You are viewing a comment permalink. View the original post to see all comments and the full post content.
Comments (27)
I haven't read the paper yet (thanks for posting it, anyway), so maybe the answer to my question is there, but there is something about MIRI interest with Löb's theorem that always bugged me, specifically:
Sure, DT1 can't prove that DT2 decisions are reliable, and in fact in general it can't even prove that DT1 itself makes reliable decisions, but DT1 may be able to prove "Assuming that DT1 decisions are reliable, then DT2 decisions are reliable".
Isn't that enough for all practical purposes?
Notice that this even makes sense in the limit case where DT2 = DT1, which isn't necessarily just a theoretical pathological case but can happen in practice when even a non-self-modifying DT1 ponders "Why should I not kill myself?"
Am I missing something?
Isn't Löb's theorem just essentially a formal way of showing that you can't prove that you are not insane?
Good question! Translating your question to the setting of the logical model, you're suggesting that instead of using provability in Peano Arithmetic as the criterion for justified action, or provability in PA + Con(PA) (which would have the same difficulty), the agent uses provability under the assumption that its current formal system (which includes PA) is consistent.

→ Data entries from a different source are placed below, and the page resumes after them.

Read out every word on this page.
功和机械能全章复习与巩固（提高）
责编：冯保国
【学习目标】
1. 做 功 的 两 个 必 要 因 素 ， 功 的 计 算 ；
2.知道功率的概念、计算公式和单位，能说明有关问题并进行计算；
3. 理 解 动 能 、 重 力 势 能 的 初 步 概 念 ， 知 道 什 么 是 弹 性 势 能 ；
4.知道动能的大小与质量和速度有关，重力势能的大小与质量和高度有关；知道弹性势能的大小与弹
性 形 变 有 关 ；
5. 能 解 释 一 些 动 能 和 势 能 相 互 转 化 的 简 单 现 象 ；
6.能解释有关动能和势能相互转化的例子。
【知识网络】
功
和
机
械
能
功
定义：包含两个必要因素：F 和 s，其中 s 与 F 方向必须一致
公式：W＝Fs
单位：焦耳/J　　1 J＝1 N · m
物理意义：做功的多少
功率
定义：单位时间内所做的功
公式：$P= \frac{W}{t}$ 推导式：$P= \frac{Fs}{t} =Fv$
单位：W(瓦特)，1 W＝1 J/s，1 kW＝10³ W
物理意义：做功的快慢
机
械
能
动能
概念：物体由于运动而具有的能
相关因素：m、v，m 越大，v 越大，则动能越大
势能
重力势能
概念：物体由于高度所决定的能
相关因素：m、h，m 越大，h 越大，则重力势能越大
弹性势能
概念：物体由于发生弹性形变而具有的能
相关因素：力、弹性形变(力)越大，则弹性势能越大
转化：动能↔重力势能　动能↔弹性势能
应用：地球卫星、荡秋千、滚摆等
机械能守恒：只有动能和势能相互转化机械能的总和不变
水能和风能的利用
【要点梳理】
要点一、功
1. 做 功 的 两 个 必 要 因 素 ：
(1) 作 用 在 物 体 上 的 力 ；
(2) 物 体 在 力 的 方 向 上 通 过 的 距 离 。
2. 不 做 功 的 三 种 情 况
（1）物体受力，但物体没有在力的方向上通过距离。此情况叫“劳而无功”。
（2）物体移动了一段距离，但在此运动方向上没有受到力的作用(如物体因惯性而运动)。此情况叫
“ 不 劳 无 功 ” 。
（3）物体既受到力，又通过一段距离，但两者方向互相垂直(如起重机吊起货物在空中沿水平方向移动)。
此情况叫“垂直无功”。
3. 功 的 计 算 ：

Unfortunately, this turns out to be an inconsistent formal system!
Thus, you definitely do not want an agent that makes decisions on the criterion "if I assume that my own deductions are reliable, then can I show that this is the best action?", at least not until you've come up with a heuristic version of this that doesn't lead to awful self-fulfilling prophecies.

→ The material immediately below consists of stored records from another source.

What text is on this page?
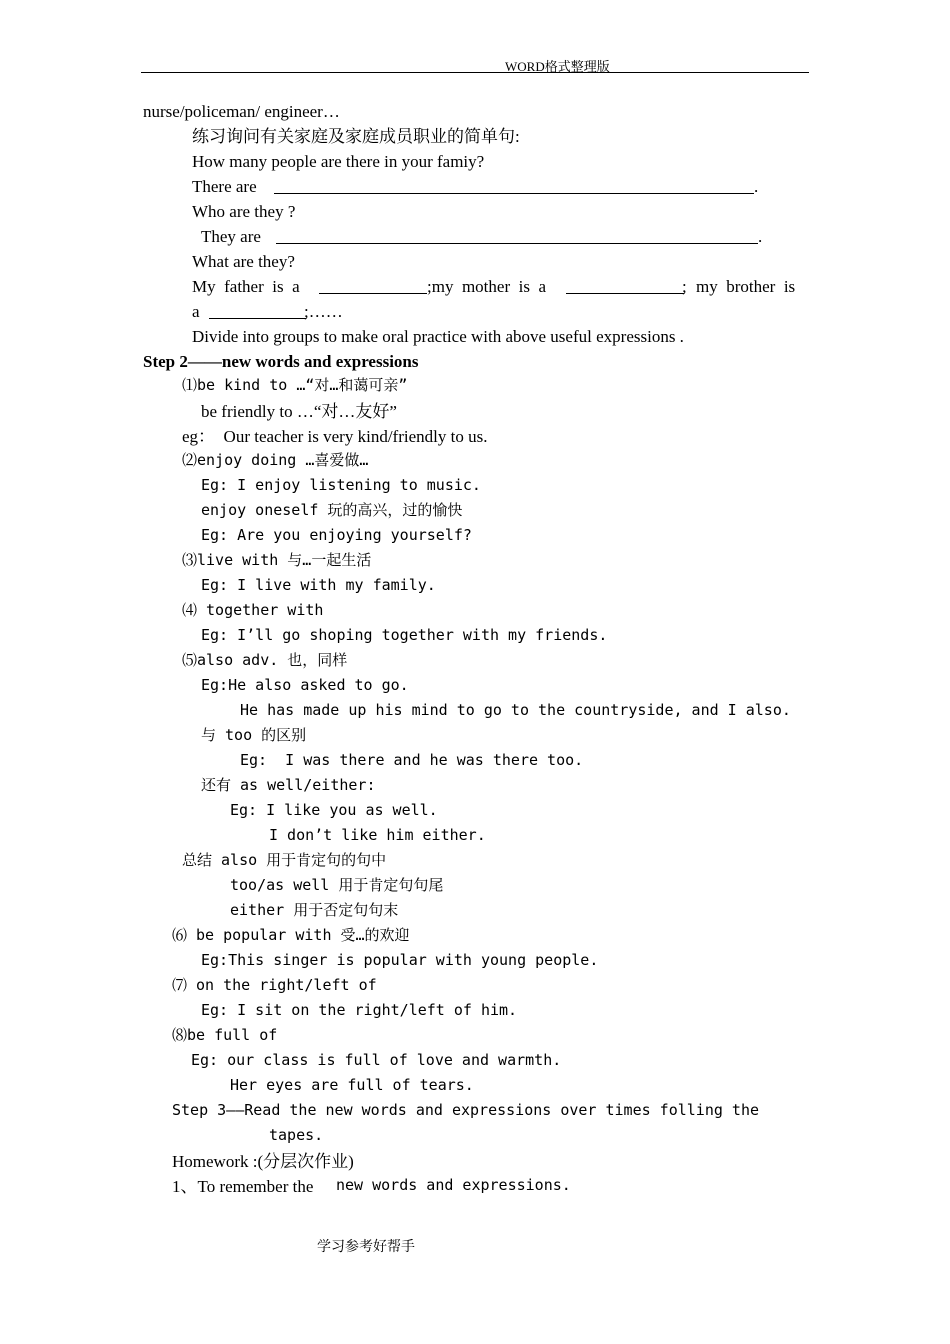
WORD格式整理版
nurse/policeman/ engineer…
练习询问有关家庭及家庭成员职业的简单句:
How many people are there in your famiy?
There are	.
Who are they ?
They are	.
What are they?
My  father  is  a	;my  mother  is  a	; my  brother  is
a	;……
Divide into groups to make oral practice with above useful expressions .
Step 2——new words and expressions
⑴be kind to …“对…和蔼可亲”
be friendly to …“对…友好”
eg：  Our teacher is very kind/friendly to us.
⑵enjoy doing …喜爱做…
Eg: I enjoy listening to music.
enjoy oneself 玩的高兴，过的愉快
Eg: Are you enjoying yourself?
⑶live with 与…一起生活
Eg: I live with my family.
⑷ together with
Eg: I’ll go shoping together with my friends.
⑸also adv. 也，同样
Eg:He also asked to go.
He has made up his mind to go to the countryside, and I also.
与 too 的区别
Eg:  I was there and he was there too.
还有 as well/either:
Eg: I like you as well.
I don’t like him either.
总结 also 用于肯定句的句中
too/as well 用于肯定句句尾
either 用于否定句句末
⑹ be popular with 受…的欢迎
Eg:This singer is popular with young people.
⑺ on the right/left of
Eg: I sit on the right/left of him.
⑻be full of
Eg: our class is full of love and warmth.
Her eyes are full of tears.
Step 3——Read the new words and expressions over times folling the
tapes.
Homework :(分层次作业)
1、To remember the new words and expressions.
学习参考好帮手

I don't think he was talking about self-PA, but rather an altered decision criteria, such that rather that "if I can prove this is good, do it" it is "if I can prove that if I am consistent then this is good, do it" which I think doesn't have this particular problem, though it does have others, and it still can't /increase/ in proof strength.
Yes.
Mmm, I think I can see it.
What about "if I can prove that if a version of me with unbounded computational resources is consistent then this is good, do it". (*) It seems to me that this allows increase in proof strength up to the proof strength of that particular ideal reference agent.
(* there should be probably additional constraints that specify that the current agent, and the successor if present, must be provably approximations of the unbounded agent in some conservative way)

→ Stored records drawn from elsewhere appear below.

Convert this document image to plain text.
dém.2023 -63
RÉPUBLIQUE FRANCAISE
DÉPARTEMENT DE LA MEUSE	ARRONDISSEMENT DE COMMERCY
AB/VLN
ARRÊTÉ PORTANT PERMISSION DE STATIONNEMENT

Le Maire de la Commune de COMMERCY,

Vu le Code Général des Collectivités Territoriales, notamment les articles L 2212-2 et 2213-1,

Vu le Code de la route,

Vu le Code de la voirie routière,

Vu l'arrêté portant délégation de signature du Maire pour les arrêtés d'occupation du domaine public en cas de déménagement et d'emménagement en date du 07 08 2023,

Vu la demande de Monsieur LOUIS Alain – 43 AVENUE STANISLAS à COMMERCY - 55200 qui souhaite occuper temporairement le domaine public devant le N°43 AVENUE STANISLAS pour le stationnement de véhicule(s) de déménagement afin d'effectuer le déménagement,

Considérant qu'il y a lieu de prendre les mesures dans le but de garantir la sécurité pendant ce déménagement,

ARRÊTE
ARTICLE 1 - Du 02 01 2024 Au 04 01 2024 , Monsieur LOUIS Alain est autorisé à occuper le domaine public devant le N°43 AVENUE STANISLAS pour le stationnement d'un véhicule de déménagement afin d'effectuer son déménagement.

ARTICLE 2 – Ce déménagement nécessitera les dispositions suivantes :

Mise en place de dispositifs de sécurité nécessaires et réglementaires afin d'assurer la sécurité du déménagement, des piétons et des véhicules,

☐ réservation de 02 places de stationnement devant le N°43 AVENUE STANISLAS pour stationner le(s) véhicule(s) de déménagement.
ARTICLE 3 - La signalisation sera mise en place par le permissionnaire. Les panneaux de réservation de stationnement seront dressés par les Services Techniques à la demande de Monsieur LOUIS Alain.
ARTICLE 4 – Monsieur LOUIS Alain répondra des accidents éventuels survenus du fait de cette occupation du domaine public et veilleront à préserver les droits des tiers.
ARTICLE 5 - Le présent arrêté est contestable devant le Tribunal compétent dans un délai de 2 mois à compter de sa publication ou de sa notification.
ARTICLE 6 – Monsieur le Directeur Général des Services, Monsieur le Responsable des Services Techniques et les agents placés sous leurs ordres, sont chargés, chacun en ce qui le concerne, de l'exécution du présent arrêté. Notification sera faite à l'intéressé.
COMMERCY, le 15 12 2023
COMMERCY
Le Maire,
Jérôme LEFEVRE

"if I can prove that if a version of me with unbounded computational resources is consistent then this is good, do it"
In this formalism we generally assume infinite resources anyway. And even if this is not the case, consistent/inconsistent doesn't depend on resources, only on the axioms and rules for deduction. So this still doesn't let you increase in proof strength, although again it should help avoid losing it.
If we are already assuming infinite resources, then do we really need anything stronger than PA?
A formal system may be inconsistent, but a resource-bounded theorem prover working on it might never be able to prove any contradiction for a given resource bound. If you increase the resource bound, contradictions may become provable.